Sarà un piano biennale, gestito da Poste Italiane, a favorire la riduzione delle classiche cassette rosse, che passeranno da 46.500 a circa 29 mila.
Le cassette delle lettere verranno però sostituite da nuovi apparecchi, le cosiddette “smart letter box”, dotate di display che forniranno informazioni varie all’utenza e agli addetti ai lavori. Questi ultimi, in particolare, grazie all’interfaccia digitale potranno tenere sotto monitoraggio la quantità di lettere presenti all’interno delle cassette.

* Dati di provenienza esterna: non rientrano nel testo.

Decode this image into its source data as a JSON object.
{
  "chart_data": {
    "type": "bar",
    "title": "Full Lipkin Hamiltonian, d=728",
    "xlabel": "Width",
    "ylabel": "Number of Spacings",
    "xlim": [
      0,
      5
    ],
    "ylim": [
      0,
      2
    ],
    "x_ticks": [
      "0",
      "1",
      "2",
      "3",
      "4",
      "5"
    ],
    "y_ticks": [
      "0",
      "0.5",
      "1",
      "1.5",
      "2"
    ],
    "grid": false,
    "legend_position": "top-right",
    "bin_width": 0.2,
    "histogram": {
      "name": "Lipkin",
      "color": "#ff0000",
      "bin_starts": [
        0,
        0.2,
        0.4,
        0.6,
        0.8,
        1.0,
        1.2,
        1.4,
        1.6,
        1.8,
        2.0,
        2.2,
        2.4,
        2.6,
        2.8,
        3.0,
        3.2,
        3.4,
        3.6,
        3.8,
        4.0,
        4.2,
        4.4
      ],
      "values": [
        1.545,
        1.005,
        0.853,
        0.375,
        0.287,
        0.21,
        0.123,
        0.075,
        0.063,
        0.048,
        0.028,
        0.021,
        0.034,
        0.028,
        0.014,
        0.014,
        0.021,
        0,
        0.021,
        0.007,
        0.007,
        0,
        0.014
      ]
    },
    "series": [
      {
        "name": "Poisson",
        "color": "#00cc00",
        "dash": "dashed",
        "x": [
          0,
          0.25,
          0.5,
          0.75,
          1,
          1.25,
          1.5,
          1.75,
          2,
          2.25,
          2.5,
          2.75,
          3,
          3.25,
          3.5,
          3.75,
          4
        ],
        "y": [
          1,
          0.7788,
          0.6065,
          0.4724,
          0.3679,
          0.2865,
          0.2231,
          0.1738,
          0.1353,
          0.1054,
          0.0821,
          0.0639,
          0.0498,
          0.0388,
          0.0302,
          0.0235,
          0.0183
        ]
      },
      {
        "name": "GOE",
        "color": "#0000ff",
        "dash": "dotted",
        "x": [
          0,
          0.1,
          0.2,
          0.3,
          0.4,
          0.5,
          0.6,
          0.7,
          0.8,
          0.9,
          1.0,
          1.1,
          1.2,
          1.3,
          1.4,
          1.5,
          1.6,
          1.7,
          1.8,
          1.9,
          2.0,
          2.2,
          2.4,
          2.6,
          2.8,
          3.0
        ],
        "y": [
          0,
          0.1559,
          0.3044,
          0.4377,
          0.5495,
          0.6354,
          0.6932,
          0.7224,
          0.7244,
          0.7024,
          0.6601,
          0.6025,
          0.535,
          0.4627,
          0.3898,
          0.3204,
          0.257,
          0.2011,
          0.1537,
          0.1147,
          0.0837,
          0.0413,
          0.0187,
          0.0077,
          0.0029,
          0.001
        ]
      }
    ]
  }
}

Le ragioni del taglio, approvato nelle scorse settimane, sono riconducibili alla sensibile diminuzione dell’utilizzo delle cassette che – sottolinea l’Agcom in una nota – rappresentano circa il 3% del volume postale complessivo. Tuttavia le buche lettere non scompariranno e la loro presenza verrà tutelata soprattutto nei piccoli centri.